January 26th is National Peanut Brittle Day. I think peanut brittle is not only the choice for Peanut Brittle Day but it's popular for Halloween parties and Thanksgiving get-together's too. I know my Mother always made it the week of Thanksgiving every single year and shared it with any family or friends that came to visit. 

For this post I've picked a recipe for traditional Peanut Brittle by the Nut Factory. Peanut Brittle goes way way back and will forever be given as homemade food gifts.

Follow link for microwave peanut brittle.

  • 2 cups sugar
  • 1 cup light corn syrup
  • 1 cup water
  • 2 cups raw Spanish peanuts
  • 1/2 tsp. salt
  • 2 Tbsp. butter
  • 2 tsp. baking soda

Heat and stir sugar, syrup and water in a heavy 3-quart saucepan until the sugar dissolves. Add salt. Cook over medium heat to soft ball stage (234 degrees).
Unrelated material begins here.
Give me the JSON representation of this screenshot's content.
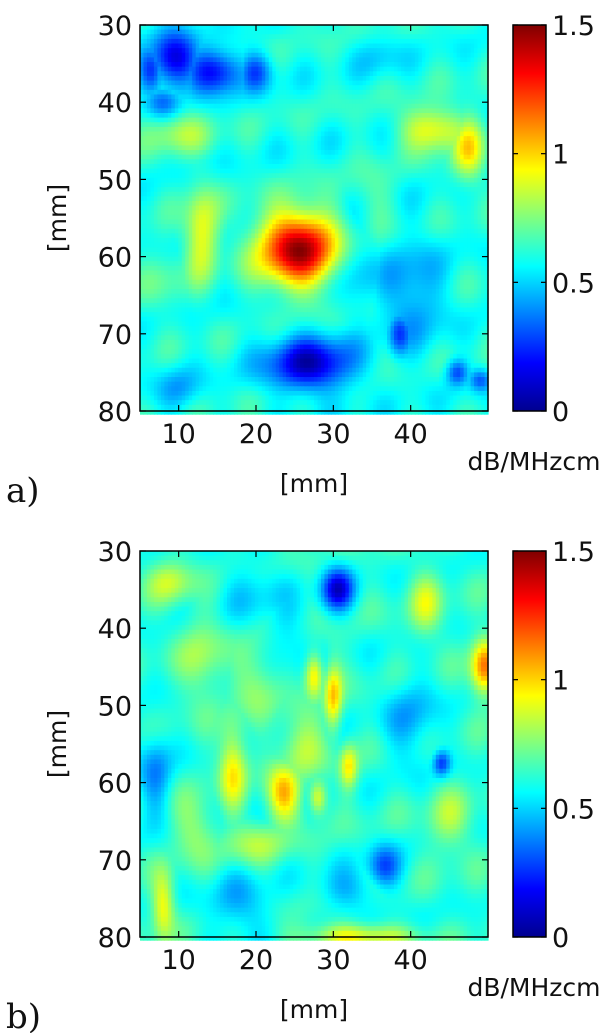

Add peanuts at 250 degrees. Cook to hard crack stage (290 degrees), stirring often. Remove from heat.

Quickly, stir in butter and soda. Beat to a froth for a few seconds. Pour at once onto 2 well-buttered 15-1/2x10-1/2x1-inch pans, spreading with spatula. If desired, cool slightly and pull with forks to stretch thin. Break up when cold.

Yield: About 1-1/2 pounds of peanut brittle.